Well, no. Not anymore.
The rise of the user
The tech revolution is rapidly changing human behaviour in profound and far-reaching ways. It sounds strange to say but we’re all now heavy users of software - every day, if not every hour. Think about it: how often are you separated from your mobile phone on an average day? The truth is, we spend much of our waking days interacting with software.
This has meant that users generally have an ever-expanding awareness of what they like and don’t like about interactive products. And not only as consumers - but also as employees.
What’s the real impact to business?
Providing business users with software that makes them happier employees is clearly a significant plus for organisations. But crucially, making users more effective in their jobs is the huge win here. This change from the ground up is driving real efficiencies, such as reducing labour-intensive activities. While also introducing new game-changing capabilities into companies’ workflows and providing a needed competitive edge in a dynamically changing market.
So how to harness user-driven insight?
Tax software that truly delivers for the user and therefore for the business has one key ingredient: an uncompromising focus on users’ needs. This is the key.
But where do you start? This is where UX comes in.
UX provides a design process that places the user at the centre of how we think about software, how we design, build and – ultimately - judge its success.
It starts with a commitment to really listening to users and deeply understanding their needs and mindset. We do this in many ways, but a central activity is carrying out user interviews. These provide us with a detailed view of the users in the context of their work environment, the key responsibilities in their role and the priority tasks they need to carry out.
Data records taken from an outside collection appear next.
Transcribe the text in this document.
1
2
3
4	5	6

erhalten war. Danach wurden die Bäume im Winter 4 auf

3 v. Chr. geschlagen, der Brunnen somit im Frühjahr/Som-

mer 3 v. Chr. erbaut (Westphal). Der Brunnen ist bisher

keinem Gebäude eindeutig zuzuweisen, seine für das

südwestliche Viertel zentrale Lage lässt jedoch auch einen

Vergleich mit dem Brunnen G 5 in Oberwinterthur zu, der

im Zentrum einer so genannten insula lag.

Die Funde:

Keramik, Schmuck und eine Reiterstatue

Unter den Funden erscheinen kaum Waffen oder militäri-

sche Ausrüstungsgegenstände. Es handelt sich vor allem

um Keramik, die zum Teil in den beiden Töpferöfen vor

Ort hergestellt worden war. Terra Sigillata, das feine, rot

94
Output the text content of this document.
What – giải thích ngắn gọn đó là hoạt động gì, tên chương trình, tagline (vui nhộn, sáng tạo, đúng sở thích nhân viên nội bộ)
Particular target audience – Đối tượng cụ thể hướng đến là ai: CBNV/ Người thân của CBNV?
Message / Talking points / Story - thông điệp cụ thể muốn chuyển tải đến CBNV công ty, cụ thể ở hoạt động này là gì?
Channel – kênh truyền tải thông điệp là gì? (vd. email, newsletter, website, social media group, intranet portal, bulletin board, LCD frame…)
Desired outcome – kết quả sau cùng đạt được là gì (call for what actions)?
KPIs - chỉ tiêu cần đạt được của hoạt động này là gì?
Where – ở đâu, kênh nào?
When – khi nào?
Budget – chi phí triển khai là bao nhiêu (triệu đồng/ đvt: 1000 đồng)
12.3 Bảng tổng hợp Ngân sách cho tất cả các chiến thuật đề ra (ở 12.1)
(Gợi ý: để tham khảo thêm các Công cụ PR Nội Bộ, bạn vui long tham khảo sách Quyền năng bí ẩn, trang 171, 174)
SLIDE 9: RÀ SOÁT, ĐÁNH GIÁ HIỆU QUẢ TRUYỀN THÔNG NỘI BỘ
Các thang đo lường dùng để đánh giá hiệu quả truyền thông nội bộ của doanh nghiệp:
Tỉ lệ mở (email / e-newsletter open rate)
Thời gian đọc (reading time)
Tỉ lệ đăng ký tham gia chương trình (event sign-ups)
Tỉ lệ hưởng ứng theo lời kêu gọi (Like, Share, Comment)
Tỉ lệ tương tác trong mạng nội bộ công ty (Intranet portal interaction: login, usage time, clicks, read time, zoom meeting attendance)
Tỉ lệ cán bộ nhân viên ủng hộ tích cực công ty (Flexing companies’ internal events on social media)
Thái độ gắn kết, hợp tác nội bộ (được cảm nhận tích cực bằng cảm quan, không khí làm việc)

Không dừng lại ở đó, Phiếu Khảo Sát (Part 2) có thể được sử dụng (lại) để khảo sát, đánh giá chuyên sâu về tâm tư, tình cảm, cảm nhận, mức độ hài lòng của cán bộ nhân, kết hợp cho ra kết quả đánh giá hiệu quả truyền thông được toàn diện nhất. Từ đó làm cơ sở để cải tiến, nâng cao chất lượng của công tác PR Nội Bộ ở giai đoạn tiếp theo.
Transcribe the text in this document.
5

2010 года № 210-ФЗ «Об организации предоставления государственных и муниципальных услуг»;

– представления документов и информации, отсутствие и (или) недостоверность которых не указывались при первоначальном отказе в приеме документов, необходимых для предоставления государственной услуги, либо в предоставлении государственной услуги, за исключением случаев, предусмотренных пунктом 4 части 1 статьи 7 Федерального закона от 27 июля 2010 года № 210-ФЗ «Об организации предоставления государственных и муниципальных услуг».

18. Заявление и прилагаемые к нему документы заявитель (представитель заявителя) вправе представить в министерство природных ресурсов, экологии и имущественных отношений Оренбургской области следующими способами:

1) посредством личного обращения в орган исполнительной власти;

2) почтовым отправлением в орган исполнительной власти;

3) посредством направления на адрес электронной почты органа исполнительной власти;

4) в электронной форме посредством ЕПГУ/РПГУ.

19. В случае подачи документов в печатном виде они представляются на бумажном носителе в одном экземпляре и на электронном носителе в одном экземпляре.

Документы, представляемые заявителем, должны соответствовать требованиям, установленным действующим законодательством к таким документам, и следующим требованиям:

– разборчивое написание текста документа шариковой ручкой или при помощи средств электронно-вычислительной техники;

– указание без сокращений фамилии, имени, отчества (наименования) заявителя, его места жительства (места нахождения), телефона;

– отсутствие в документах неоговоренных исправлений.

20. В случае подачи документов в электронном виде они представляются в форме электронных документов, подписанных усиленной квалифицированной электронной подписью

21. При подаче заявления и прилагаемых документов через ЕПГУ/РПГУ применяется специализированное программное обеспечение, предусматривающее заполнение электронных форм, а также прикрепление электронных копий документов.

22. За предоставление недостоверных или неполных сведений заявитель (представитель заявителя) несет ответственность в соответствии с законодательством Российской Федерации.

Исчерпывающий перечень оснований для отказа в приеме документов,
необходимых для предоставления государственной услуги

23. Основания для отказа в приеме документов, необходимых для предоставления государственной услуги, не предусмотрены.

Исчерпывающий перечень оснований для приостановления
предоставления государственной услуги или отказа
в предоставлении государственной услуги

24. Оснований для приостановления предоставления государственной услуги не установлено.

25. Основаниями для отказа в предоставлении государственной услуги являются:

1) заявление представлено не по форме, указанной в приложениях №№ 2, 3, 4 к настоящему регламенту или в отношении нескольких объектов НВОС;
This helps identify where efficiencies and opportunities may lie.
At ARKK, this approach has enabled us to identify, for example, the significant challenge for users and businesses in dealing with sieving through huge datasets to find errors. This takes significant time and effort for users to work through. This allowed us to introduce a machine learning module, called Consistency Checker, to meet this challenge in our platform for:sight. Now millions of transactions that were previously dealt with manually are automatically scanned for inconsistencies. AI insight then helps the user resolve any outstanding issues.
Consistency Checker results
AI provides insights into identified inconsistencies
But our UX process is also ongoing. We use a ‘Design, Test and Learn’ loop. This means that we show early designs to users (the earlier the better), often with detailed interactive designs for each step of a user journey or task. We might ask the user to use a new feature, such as comparative reports, while reviewing a VAT Summary to aid understanding. Our interest may lie in the value the user experiences using this feature, or we might have more of a focus on usability – how easy is it to use? We then take this feedback and evolve the product and its user experience. Then the Design, Test and Learn loop continues.
Though UX is fundamental to delivering great products, it’s ultimately the focus on the end-user that enables us to constantly discover where real value exists. We believe that the tax sector is not only ready for this user-driven market shift but the innovation this approach provides is vital in helping our customers stay ahead in an ever-competitive market.